Réuni dans sa formation la plus solennelle le 21 décembre 2012, le Conseil d'Etat a rappelé et précisé les règles relatives aux biens dans une délégation de service public.
La Haute Juridiction prend d'abord le soin de rappeler la définition des "biens de retour" qui, dans le cadre d'une délégation de service public ou d'une concession de travaux, représentent les biens meubles ou immeubles nécessaires au fonctionnement du service public. Ces biens appartiennent dès leur réalisation ou leur acquisition à la personne publique. Ils sont à distinguer des "biens de reprise" qui appartiennent au délégataire pendant la durée du contrat mais qui peuvent être repris par la personne publique lorsqu'ils présentent une certaine utilité pour le service public sans pour autant être indispensables. Ils sont aussi à différencier des "biens propres" appartenant au délégataire, qui ne sont pas utiles au service public et qui restent par conséquent dans le patrimoine privé de ce délégataire.
Lorsque les ouvrages sont établis sur la propriété de la personne publique, les biens de retour relèvent du régime particulier de la domanialité publique. Le cocontractant peut toutefois bénéficier de droits réels, selon les modalités fixées par le code général de la propriété des personnes publiques (CGPPP) et par le code général des collectivités territoriales (CGCT) et à condition "que la nature et l'usage des droits consentis ne soient pas susceptibles d'affecter la continuité du service public".
Lorsque les ouvrages se trouvent sur une propriété privée, les biens de retour peuvent appartenir au délégataire ou au concessionnaire mais la continuité du service public doit être assurée.
La Haute Juridiction détaille ensuite le régime juridique applicable aux biens : "A l'expiration de la convention, les biens qui sont entrés, en application des principes énoncés ci-dessus, dans la propriété de la personne publique et ont été amortis au cours de l'exécution du contrat font nécessairement retour à celle-ci gratuitement." Ces règles sont valables même si le cocontractant est propriétaire des biens durant l'exécution du contrat.
Les parties peuvent par ailleurs prévoir la reprise par la personne publique des biens appartenant au cocontractant qui ne sont pas nécessaires au fonctionnement du service public.

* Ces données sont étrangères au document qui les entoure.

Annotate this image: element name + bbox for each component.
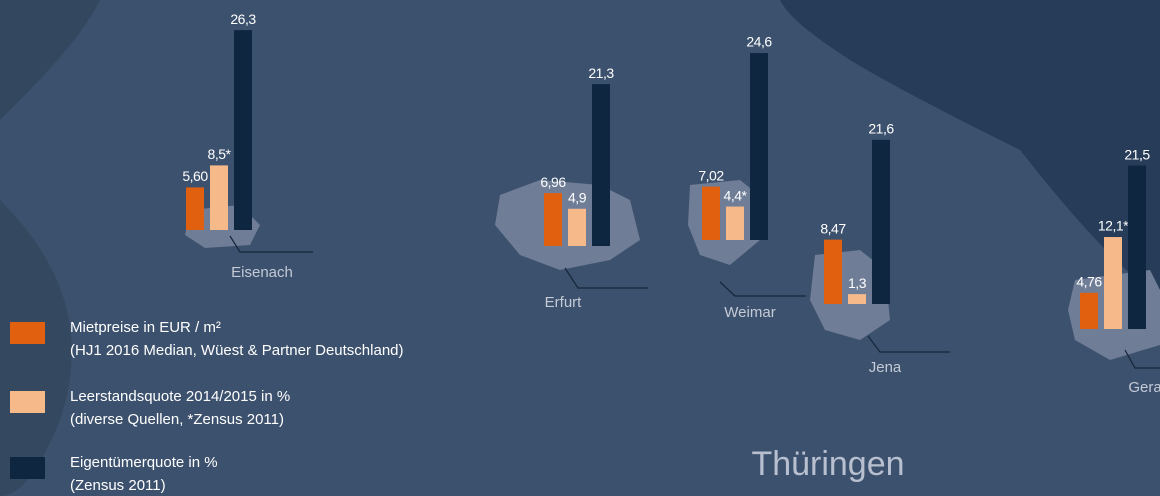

Dans ce cas de figure, les biens sont repris par la personne publique, moyennant un prix payé au cocontractant ou de manière gratuite, en fonction de ce qui est prévu dans le contrat.
Enfin, le Conseil d'Etat règle la question de l'indemnisation du délégataire ou du concessionnaire dans le cas d'une rupture anticipée du contrat lorsque les biens n'ont pu être amortis et détaille les modalités de son calcul.
L'Apasp
Référence : Conseil d'Etat, Assemblée, 21 décembre 2012, n° 342788
Dans les faits…
Un contrat de concession de service public de distribution d'électricité est conclu entre la commune de Douai et une société devenue la société Electricité Réseau Distribution France (ERDF). Un litige concernant les biens affectés à la concession oppose les parties qui ont décidé de poursuivre l'exécution du contrat au-delà de son échéance.
La commune saisit alors le tribunal administratif de Lille en vue d'enjoindre la société ERDF à lui fournir un inventaire des biens de la concession situés sur son territoire et afin d'interpréter le cahier des charges du contrat pour se prononcer sur la nature des biens accessoires au service public de la distribution électrique. Le tribunal fait droit à la demande d'injonction de la commune et considère que les biens accessoires litigieux doivent être considérés comme des biens de retour. La cour administrative d'appel de Douai annule ce jugement et la commune saisit le Conseil d'Etat.
Eu égard aux règles énoncées ci-dessus, pour se prononcer sur le litige en cause, le Conseil d'Etat considère que la juridiction d'appel devait qualifier l'ensemble des biens inclus dans le périmètre de la délégation et enjoindre la société ERDF à présenter un inventaire des biens à la commune, ce qu'elle n'a pas fait. Pour ces motifs, la requête de la commune est accueillie favorablement et l'arrêt de la cour d'appel de Douai est annulé.